Старший писарь Ванек возбужденно зашагал взад и вперед по вагону.
Вот бы мне быть ротным командиром! Тогда все шло бы, как по маслу. Каждый нижний чин был бы у меня на учете. Унтер-офицеры должны были бы два раза в день подавать мне рапорты. Ну, а что будешь делать, если унтер-офицерский состав никуда не годится! И хуже всех у нас этот взводный Зика. Постоянно острит, постоянно рассказывает анекдоты, но когда я ему говорю, что Коларжик из его взвода переведен в обоз, он на другой день подает мне рапортичку на то же количество людей, как будто Коларжик все еще числится у нас в роте и гоняет лодыря в его взводе. И вот, если такие дела будут делаться изо дня в день, а потом мне еще будут говорить, что я осел, то господин поручик не наживет себе друзей! Старший писарь — это вам не какой-нибудь ефрейтор, над которым каждый может измываться, как ему угодно!
Балоун, слушавший его с открытым ртом, подкрепил мысль Ваиека крепким словечком, которое тот не решился сам сказать. Этим путем он хотел поддержать разговор.
— Эй, вы там, помалкивайте, — сердито крикнул старший писарь.

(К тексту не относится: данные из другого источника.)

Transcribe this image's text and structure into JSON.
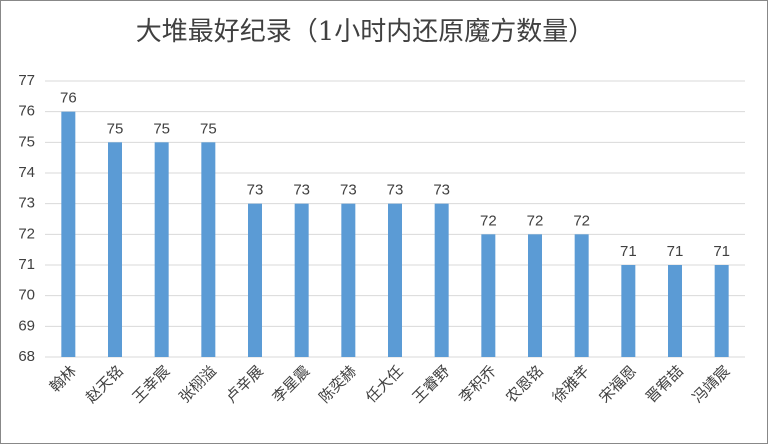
{
  "chart_data": {
    "type": "bar",
    "title": "大堆最好纪录（1小时内还原魔方数量）",
    "categories": [
      "翰林",
      "赵天铭",
      "王幸宸",
      "张栩溢",
      "卢辛展",
      "李星震",
      "陈奕赫",
      "任大任",
      "王睿野",
      "李积乔",
      "农恩铭",
      "徐雅芊",
      "宋福恩",
      "晋宥喆",
      "冯靖宸"
    ],
    "values": [
      76,
      75,
      75,
      75,
      73,
      73,
      73,
      73,
      73,
      72,
      72,
      72,
      71,
      71,
      71
    ],
    "color": "#5b9bd5",
    "ylim": [
      68,
      77
    ],
    "yticks": [
      68,
      69,
      70,
      71,
      72,
      73,
      74,
      75,
      76,
      77
    ],
    "grid": true
  }
}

— Послушай-ка, Балоун, — обратился к нему Швейк, — тебе я должен передать, чтобы ты принес господину поручику еще до того, как мы приедем в Будапешт, булку и ливерный паштет, который лежит у господина поручика в чемодане, завернутый в станиолевую бумагу.
Великан Балоун в отчаянии опустил длинные, как у гориллы, руки, весь сгорбился и так и застыл в этом положении.
— Его у меня уже нет,— сказал он упавшим голосом, упорно глядя на грязный пол вагона.
— Нет его у меня, — прерывисто повторил он, — я… думал... я его только развернул перед отъездом… только хотел понюхать, не испортился ли… Ну, а потом и попробовал! —закончил он с таким искренним отчаянием, что всем стало все ясно.
— Да вы его просто сожрали вместе со станиолевой бумагой! —сказал Ванек и остановился перед Балоуном, радуясь, что ему не приходится больше доказывать, что не один он осел, как, очевидно, думал поручик, и что причина всех этих неурядиц кроется в какой-то другой области. Разговор перешел на объевшегося Балоуна и на трагические последствия его поступка. Ванеку очень хотелось прочитать Балоуну строгое и неприятное нравоучение, но его опередил повар-оккультист Юрайда, который отложил в сторону свою любимую книгу, перевод древне-индийских парамит, и обратился к опешившему Балоуну, еще более сгорбившемуся под ударами судьбы:
— Вам следовало бы, Балоун, самому наблюдать за собой, чтобы не потерять доверия к самому себе, а также и доверия к судьбе. Вам не следовало бы приписывать себе то, что является заслугой других. И всякий раз, когда вам придется стоять перед подобной проблемой, когда вы что-то сожрали, всегда спрашивайте себя: «В каком соотношении находится ливерный паштет со мною?»
Швейку показалось целесообразным дополнить это соображение практическим примером.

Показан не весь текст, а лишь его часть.